Review: The Build Master
Iain Laskey examines a book that covers ground rarely charted - building large software projects
| Product | The Build Master |
|---|---|
| Company | Addison-Wesley |
| Web | www.awprofessional.com |
| Price | From £28.99 |
| We like | Thought provoking and in depth coverage, useful background information. |
| We don't like | Unfunny cartoons |
| Rating | 9/10 |
| Requirements |
If ever an area of development was badly covered by good guides, it is software build best practice. It's one thing to work in a small team compiling your code every few days, it's quite another to manage hundreds of developers and to operate rigorous processes for source control, nightly builds, progress reporting and integration.
The Build Master by Vincent Maraia covers an area of software development rarely touched upon by other books - the software build process.

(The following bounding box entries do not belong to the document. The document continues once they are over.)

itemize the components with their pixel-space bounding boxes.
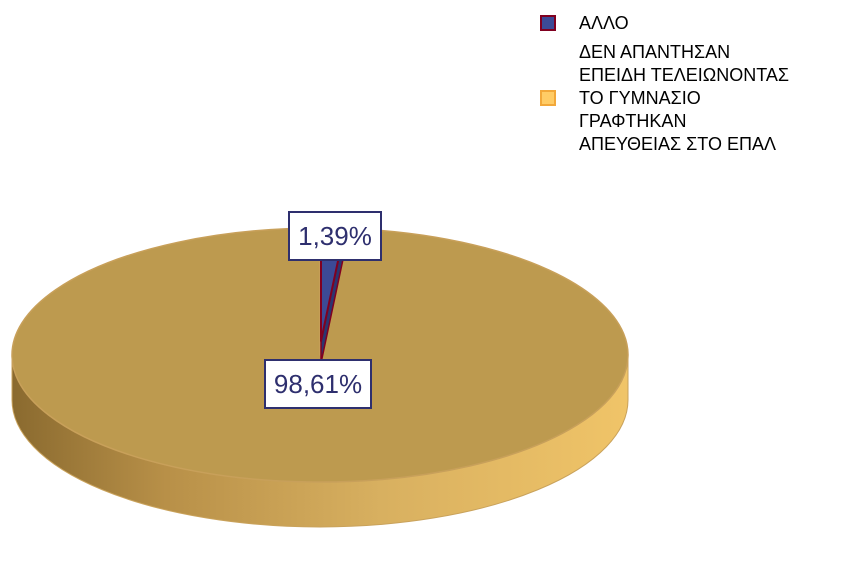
pie-slice-den-apantisan: [11, 227, 629, 483]
legend-label: ΑΛΛΟ: [579, 13, 629, 33]
data-label-text: 1,39%: [298, 221, 372, 251]
legend-label: ΑΠΕΥΘΕΙΑΣ ΣΤΟ ΕΠΑΛ: [579, 134, 776, 154]
legend-swatch: [540, 90, 556, 106]
data-label-allo: 1,39%: [288, 211, 382, 261]
data-label-layer: 1,39% 98,61%: [264, 211, 382, 409]
data-label-den-apantisan: 98,61%: [264, 359, 372, 409]
data-label-box: [288, 211, 382, 261]
legend: ΑΛΛΟ ΔΕΝ ΑΠΑΝΤΗΣΑΝ ΕΠΕΙΔΗ ΤΕΛΕΙΩΝΟΝΤΑΣ ΤΟ Γ…: [540, 12, 840, 156]
legend-item-allo: ΑΛΛΟ: [540, 12, 840, 35]
data-label-box: [264, 359, 372, 409]
pie-layer: [11, 213, 629, 528]
legend-label: ΤΟ ΓΥΜΝΑΣΙΟ: [579, 88, 701, 108]
legend-label: ΓΡΑΦΤΗΚΑΝ: [579, 111, 687, 131]
legend-swatch: [540, 15, 556, 31]
data-label-text: 98,61%: [274, 369, 362, 399]
legend-item-den-apantisan: ΔΕΝ ΑΠΑΝΤΗΣΑΝ ΕΠΕΙΔΗ ΤΕΛΕΙΩΝΟΝΤΑΣ ΤΟ ΓΥΜΝΑ…: [540, 41, 840, 156]
legend-label: ΔΕΝ ΑΠΑΝΤΗΣΑΝ: [579, 42, 731, 62]
pie-slice-den-apantisan-face: [11, 227, 629, 483]
legend-label: ΕΠΕΙΔΗ ΤΕΛΕΙΩΝΟΝΤΑΣ: [579, 65, 789, 85]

The Build Master's goal is to share the author's 15 years of experience and expertise at Microsoft. It describes Microsoft's approach to handling large numbers of developers and multiple versions of code and covers such areas as the importance of the daily build, source control and introduces the concept of the Build Lab.

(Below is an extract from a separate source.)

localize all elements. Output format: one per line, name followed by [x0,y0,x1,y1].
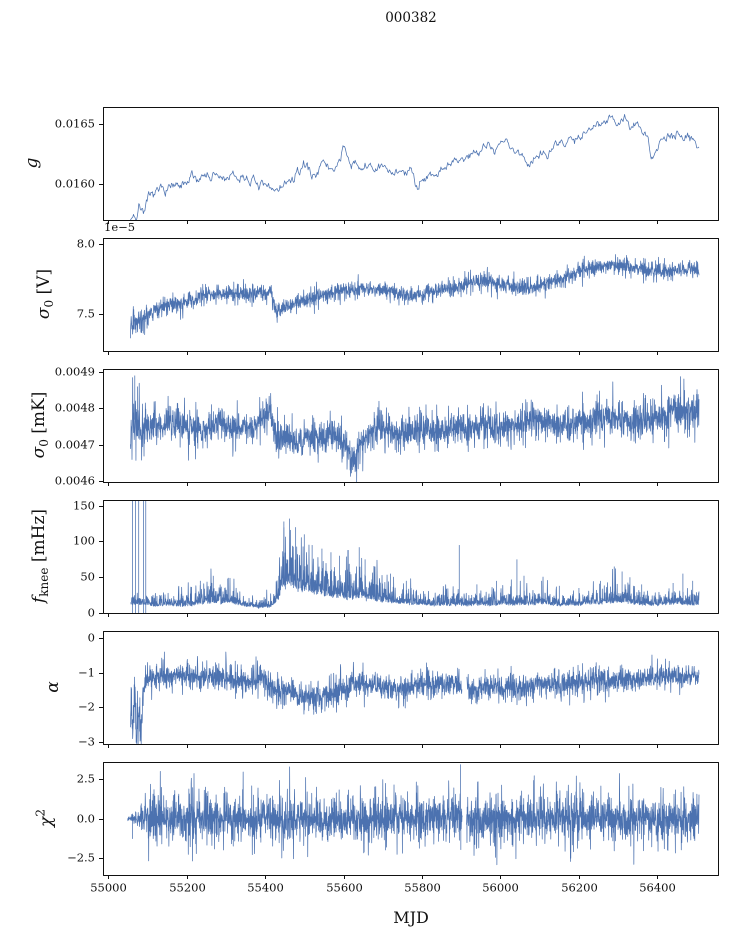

A build lab is an environment that the development team has full control over and offers security, a known hardware and software configuration and takes the onus off the day to day coders to produce the daily builds.

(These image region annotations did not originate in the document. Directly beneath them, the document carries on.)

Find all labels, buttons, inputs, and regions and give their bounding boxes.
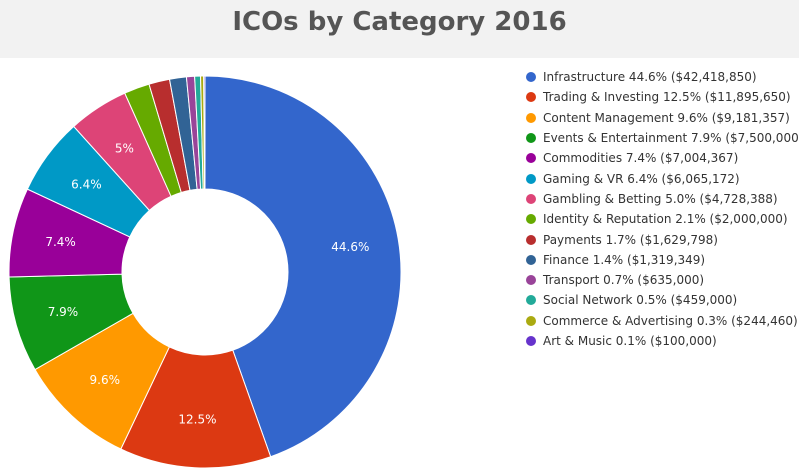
slice-label: 6.4% <box>71 177 102 191</box>
slice-label: 12.5% <box>178 412 216 426</box>
legend-item[interactable]: Events & Entertainment 7.9% ($7,500,000) <box>526 128 799 148</box>
legend-label: Gambling & Betting 5.0% ($4,728,388) <box>543 191 778 206</box>
slice-trading-investing[interactable] <box>120 346 272 468</box>
legend-label: Trading & Investing 12.5% ($11,895,650) <box>543 90 791 105</box>
legend-swatch <box>526 275 536 286</box>
legend-swatch <box>526 193 536 204</box>
legend-swatch <box>526 173 536 184</box>
slice-infrastructure[interactable] <box>204 75 402 458</box>
legend-label: Events & Entertainment 7.9% ($7,500,000) <box>543 131 799 146</box>
legend-item[interactable]: Social Network 0.5% ($459,000) <box>526 290 796 310</box>
legend-label: Social Network 0.5% ($459,000) <box>543 293 738 308</box>
legend-item[interactable]: Payments 1.7% ($1,629,798) <box>526 229 796 249</box>
legend-item[interactable]: Content Management 9.6% ($9,181,357) <box>526 108 796 128</box>
legend-swatch <box>526 153 536 164</box>
legend-label: Identity & Reputation 2.1% ($2,000,000) <box>543 212 788 227</box>
slice-label: 5% <box>115 141 134 155</box>
slice-label: 9.6% <box>90 373 121 387</box>
legend-label: Finance 1.4% ($1,319,349) <box>543 252 706 267</box>
slice-label: 7.4% <box>45 235 76 249</box>
chart-title: ICOs by Category 2016 <box>232 7 567 37</box>
legend-item[interactable]: Identity & Reputation 2.1% ($2,000,000) <box>526 209 796 229</box>
legend-label: Commodities 7.4% ($7,004,367) <box>543 151 739 166</box>
legend-item[interactable]: Commerce & Advertising 0.3% ($244,460) <box>526 311 798 331</box>
legend-swatch <box>526 295 536 306</box>
slice-art-music[interactable] <box>203 75 206 190</box>
legend-label: Art & Music 0.1% ($100,000) <box>543 334 717 348</box>
legend-swatch <box>526 112 536 123</box>
legend-label: Content Management 9.6% ($9,181,357) <box>543 110 790 125</box>
legend-label: Transport 0.7% ($635,000) <box>543 273 705 288</box>
slice-label: 7.9% <box>48 305 79 319</box>
chart-header: ICOs by Category 2016 <box>0 0 799 58</box>
legend-item[interactable]: Trading & Investing 12.5% ($11,895,650) <box>526 87 796 107</box>
chart-legend: Infrastructure 44.6% ($42,418,850) Tradin… <box>526 67 799 351</box>
legend-swatch <box>526 254 536 265</box>
legend-item[interactable]: Gambling & Betting 5.0% ($4,728,388) <box>526 189 796 209</box>
legend-item[interactable]: Art & Music 0.1% ($100,000) <box>526 331 796 351</box>
legend-item[interactable]: Finance 1.4% ($1,319,349) <box>526 250 796 270</box>
legend-swatch <box>526 336 536 346</box>
legend-swatch <box>526 92 536 103</box>
legend-label: Gaming & VR 6.4% ($6,065,172) <box>543 171 740 186</box>
legend-swatch <box>526 234 536 245</box>
legend-swatch <box>526 315 536 326</box>
legend-swatch <box>526 214 536 225</box>
legend-item[interactable]: Infrastructure 44.6% ($42,418,850) <box>526 67 796 87</box>
legend-swatch <box>526 72 536 83</box>
legend-label: Infrastructure 44.6% ($42,418,850) <box>543 70 757 85</box>
legend-item[interactable]: Gaming & VR 6.4% ($6,065,172) <box>526 168 796 188</box>
legend-swatch <box>526 133 536 144</box>
legend-item[interactable]: Commodities 7.4% ($7,004,367) <box>526 148 796 168</box>
legend-label: Payments 1.7% ($1,629,798) <box>543 232 718 247</box>
legend-label: Commerce & Advertising 0.3% ($244,460) <box>543 313 798 328</box>
slice-label: 44.6% <box>331 240 369 254</box>
legend-item[interactable]: Transport 0.7% ($635,000) <box>526 270 796 290</box>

To achieve this, a good set of source control management processes and tools are needed and the author covers this area in some depth. Trying to visualise source code management can be tricky with all the branches and sub projects and the author provides some useful diagrams to help illustrate the ideas.
The rest of The Build Master builds on these basic concepts and describes how to handle various internationalisation issues, what sort of build tools to use and how to use them (with a whole chapter devoted to the SNAP build system) and security issues. There are lots of stories about how Microsoft ended up working the way they did, side notes on people and technologies as well as plenty of illustrations and recommendations. The author is also very clear about where responsibilities lie and lays down rules such as only testers can close bugs. Obvious to many developers but by no means universal practice
We were pleased to see a chapter devoted to creating setup scripts although the chapter was rather short. It was a surprise to read Microsoft have no corporate standard with several different tools being used. However, this chapter only illustrates the use of WiX or Windows Installer XML and even then, as the author admits, it's only a brief overview. WiX is Microsoft's first open source tool released under the Common Public License and uses XML to drive a setup construction tool.
The penultimate chapter on corporate culture may be the hardest to put in to practice and we pity anyone who has read this book going to his or her manager and explaining that everyone from the top down needs to change the way they work and think.
The appendices cover a motley assortment of subjects from Windows XP Embedded (which we'd never heard of) through Extreme Programming, testing and issues with debug symbols when targeting Windows 2000 versus Windows XP.
Conclusion
We think this is a great book. The information it contains is pure gold gleaned from real world experience. The writing style is easy going and full of anecdotes making it a good read despite the potentially dry material. We could have done without the badly drawn and generally unfunny cartoons and would have liked more on the important area of setup script creation though.
Whilst The Build Master describes a process that scales up well, much of it applies to teams of any size so if you're responsible for 5 or 500, this is a book that could revolutionise the way you work.